TEM analysis of FDL51-infected Vero cells. Vero cells were infected with FDL51 (a and c to f) or HSV-1(F) (b) and were analyzed by TEM as described in Materials and Methods. In FDL51-infected cells, nucleocapsids in the cytoplasm (a, arrows) and intracytoplasmic vesicles with enveloped matured virions (a, arrowheads) were rarely observed, while they were abundant in wild-type HSV-1(F)-infected cells (b, arrows and arrowheads). Insets show high-magnification views of the squares.
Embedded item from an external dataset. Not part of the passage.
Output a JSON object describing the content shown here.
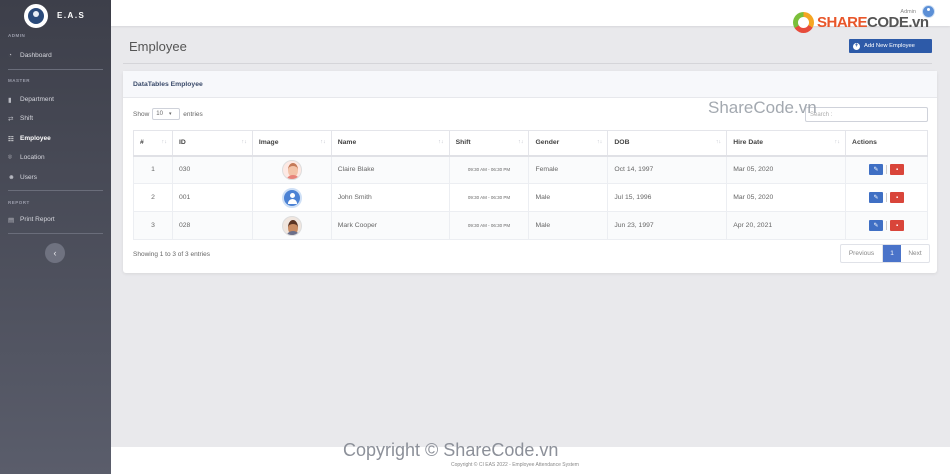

No obvious difference was seen in the intranuclear nucleocapsids between cells infected with FDL51 (c and d, arrows) and those with wild-type virus (data not shown). Large numbers of enveloped nucleocapsids accumulated in the perinuclear region of FDL51-infected cells (c and d, thick arrows). A membrane-bound intranuclear structure containing enveloped nucleocapsids (e) and an interwoven membrane-like structure were occasionally observed near the margin of the nucleus in FDL51-infected cells (f). Arrows nucleocapsid; arrowheads, enveloped mature virion in the cytoplasm; thick arrows, enveloped nucleocapsid in the perinuclear region. Bars, 1 μm (a and b) or 0.5 μm (c to f).

FIG. 8.

Distribution of virus particles. Numbers of virus particles present in the different compartments of FDL51-infected Vero cells at 24 h postinfection were determined. Particles were counted in electron micrographs of 20 randomly selected cells for wild-type and FDL51-infected cells. Bars show the average particle numbers in each compartment. (a) Nucleocapsids in the nucleus; (b) enveloped nucleocapsids in the perinuclear space; (c) nucleocapsids in the cytoplasm; (d) enveloped mature virions in the cytoplasm; (e) extracellular mature virions on the outer surface of the plasma membrane.